Of course, we are not the first to covet the humble nut. The original homelands of the Pistachio were Turkey and the Middle East. Legend has it that the Queen of Sheba decreed pistachios an exclusively royal food and forbade commoners from growing it. Nebuchadnezzar, the ancient king of Babylon, planted pistachio trees in his fabled hanging gardens. In the first century A.D., Emperor Vitellius debuted the prized pistachio in his capital city of Rome.
From there, the nut dominated Italy. Seeping into Italian food culture and becoming distinctly Italian itself. It became known as the “Latin Penny Nut” because the Italian sales route took it all over the Alpine passes. Finally, she got to America in the 1800s and slowly crept into the white western diet. Then, “go thoban” the internet came along and made it the biggest green star since Kermit.
Not only has the nut won the hearts of all, but the colour is dominating interiors. This shade is the epitome of understated cool. Let’s face it; if you’re still rocking avocado green in your home decor, you’re officially behind the times. Pistachio green is bringing some serious sass to your safe spaces with its femcel hue. After all, life’s too short to play it safe with colour.
The reason for this recent world domination is Pistachio’s dexterity.
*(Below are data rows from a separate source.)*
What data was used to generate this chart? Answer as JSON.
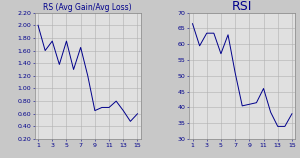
{
  "x": [
    1,
    2,
    3,
    4,
    5,
    6,
    7,
    8,
    9,
    10,
    11,
    12,
    13,
    14,
    15
  ],
  "rs_values": [
    2.0,
    1.6,
    1.75,
    1.38,
    1.75,
    1.3,
    1.65,
    1.2,
    0.65,
    0.7,
    0.7,
    0.8,
    0.65,
    0.48,
    0.6
  ],
  "rsi_values": [
    66.5,
    59.5,
    63.5,
    63.5,
    57.0,
    63.0,
    51.0,
    40.5,
    41.0,
    41.5,
    46.0,
    38.5,
    34.0,
    34.0,
    38.0
  ],
  "rs_title": "RS (Avg Gain/Avg Loss)",
  "rsi_title": "RSI",
  "rs_ylim": [
    0.2,
    2.2
  ],
  "rs_yticks": [
    0.2,
    0.4,
    0.6,
    0.8,
    1.0,
    1.2,
    1.4,
    1.6,
    1.8,
    2.0,
    2.2
  ],
  "rsi_ylim": [
    30,
    70
  ],
  "rsi_yticks": [
    30,
    35,
    40,
    45,
    50,
    55,
    60,
    65,
    70
  ],
  "xticks": [
    1,
    3,
    5,
    7,
    9,
    11,
    13,
    15
  ],
  "line_color": "#00008B",
  "title_color": "#00008B",
  "grid_color": "#B0B0B0",
  "bg_color": "#E0E0E0",
  "outer_bg": "#C8C8C8",
  "title_fontsize": 5.5,
  "tick_fontsize": 4.5,
  "rsi_title_fontsize": 9
}
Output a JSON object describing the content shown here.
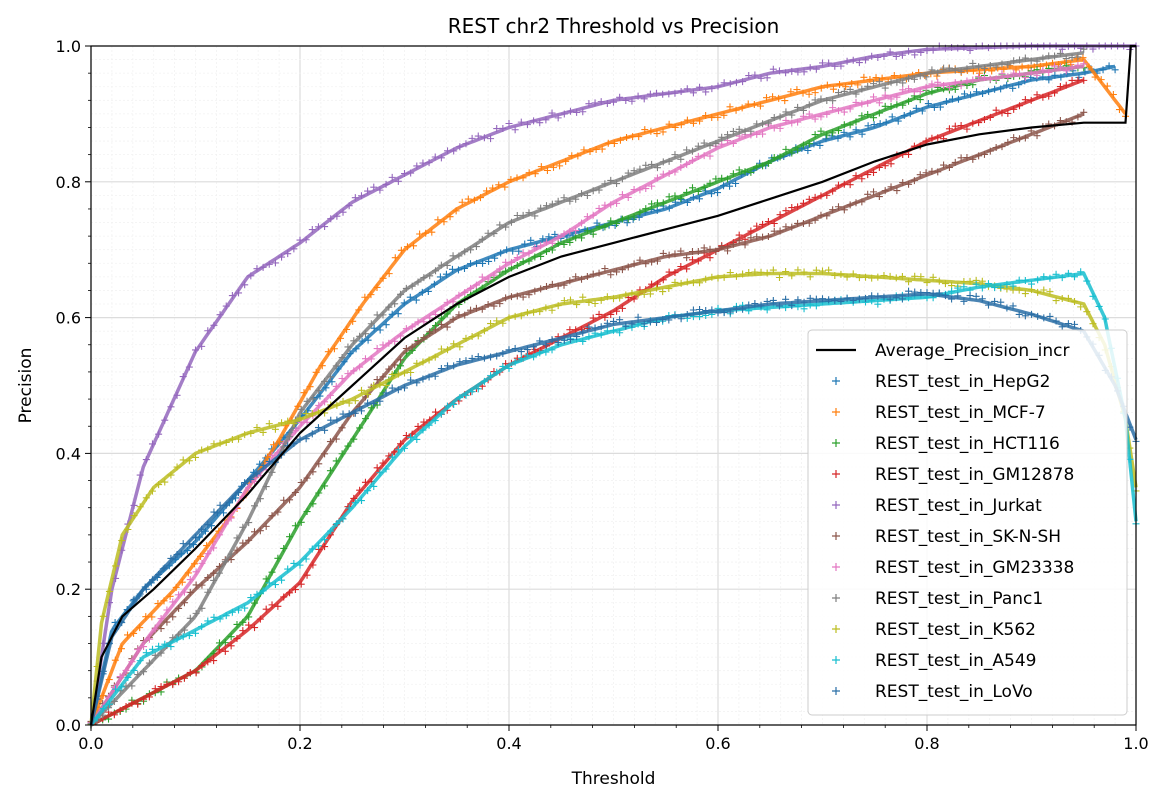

Those green nuts serve as both an (allegedly) heart-healthy treat and an indulgence. Add some pistachios to your savoury porridge, and you are That Girl. Fill a laminated croissant with pistachio butter, and you are a cosmopolitan city food blogger. Slurp your way through pistachio ice cream, and you are la dolce vita.
There’s something about pistachios that makes them seem fancier than other nuts. Pistachios have a unique, slightly sweet taste that sets them apart from the rest of the nut pack. A pistachio has more pizazz than an almond, they’re sexier than pale cashews, and they have a richness that feels inherently luxurious. But maybe that’s because I know they’re expensive.
Pistachios are the caviar of the nut world, and they know they can charge top dollar because people will pay it. And let’s be real, who wouldn’t pay extra for the prestige that comes from indulgence? That may be why Pistachio is having a moment now. As the imminent recession creeps in under the guise of a cost of living crisis, it’s pushing up the price of more basic nuts making people think, why not splurge on the pistachios?
This moment of pistachio love — that has the internet reaching for pistachio-flavoured treats in search of dopamine and comfort in an angry world that’s only getting worse — feels particularly decadent. In the face of being worn down, personal decadence is the biggest ‘fugg you’ we can give to the bourgeoisie who would keep us in our place.
Thankfully, now there are a metric fugg-tun of pistachio-laced options for making yourself feel special. You are the Queen of Sheeba, you’re worth it, and so are pistachios.